I was talking to an early stage CEO on the cusp of a pivot and last minute round extension, dovetailing on losing a co-founder. On one hand sounds pretty bad, on the other – it’s a day in the office for most early stage CEOs. By the end of the call he asked me if it gets easier over time. I always lose sleep in the first phase of a new role or company, no matter how experienced I am, but I do think it does get easier, in several ways.

Pre product market fit, every threat could kill your company. It’s absolutely possible your whole idea is worth nothing, that your entry point is invalid, that you spent too much. Post PMF and at scale, while the stakes feel higher, you’re not likely to lose the company (someone told me the other day “>$10m ARR companies don’t die” which rings true). Post growth the only thing to compare to is your day dreams and whatever photoshopped merchandise they’re selling on TechCrunch, where everyone is up and to the right and the sun is always shining. It stops being a material risk and starts being about your own psychology.
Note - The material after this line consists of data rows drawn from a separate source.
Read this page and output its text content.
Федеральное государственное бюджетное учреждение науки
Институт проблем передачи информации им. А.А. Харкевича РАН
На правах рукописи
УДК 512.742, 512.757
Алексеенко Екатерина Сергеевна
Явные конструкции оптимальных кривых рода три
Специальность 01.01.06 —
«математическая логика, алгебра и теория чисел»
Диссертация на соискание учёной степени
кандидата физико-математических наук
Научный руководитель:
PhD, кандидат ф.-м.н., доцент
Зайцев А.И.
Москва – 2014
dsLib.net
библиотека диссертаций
Once you reach a certain size, you’re also a bit more isolated from day to day swings. It may feel frustrating for founders who’re used to hands on work but it’s mostly good when someone else, often more qualified than you for a specific job, can handle fires. As you grow you have more, not less, issues to deal with and hiring and scaling well helps deal with them without handling too much of the emotional strain. Last month we had some fire at TrueAccord that was extinguished by a team of people, without my involvement, in just a few days. Three years ago the same issue went undetected for a month then took the whole team at least three non stop weeks to fix. I’d call that progress.

The last and probably most important thing is emotional maturity. With time you become more resilient – because you’re literally maturing with the company, because of additional experience, and because you’re starting to realize fires always happen and they must be taken in context and proportion. Mastery of oneself is important and if you reach said mastery, tell me how. I’m still working on this one.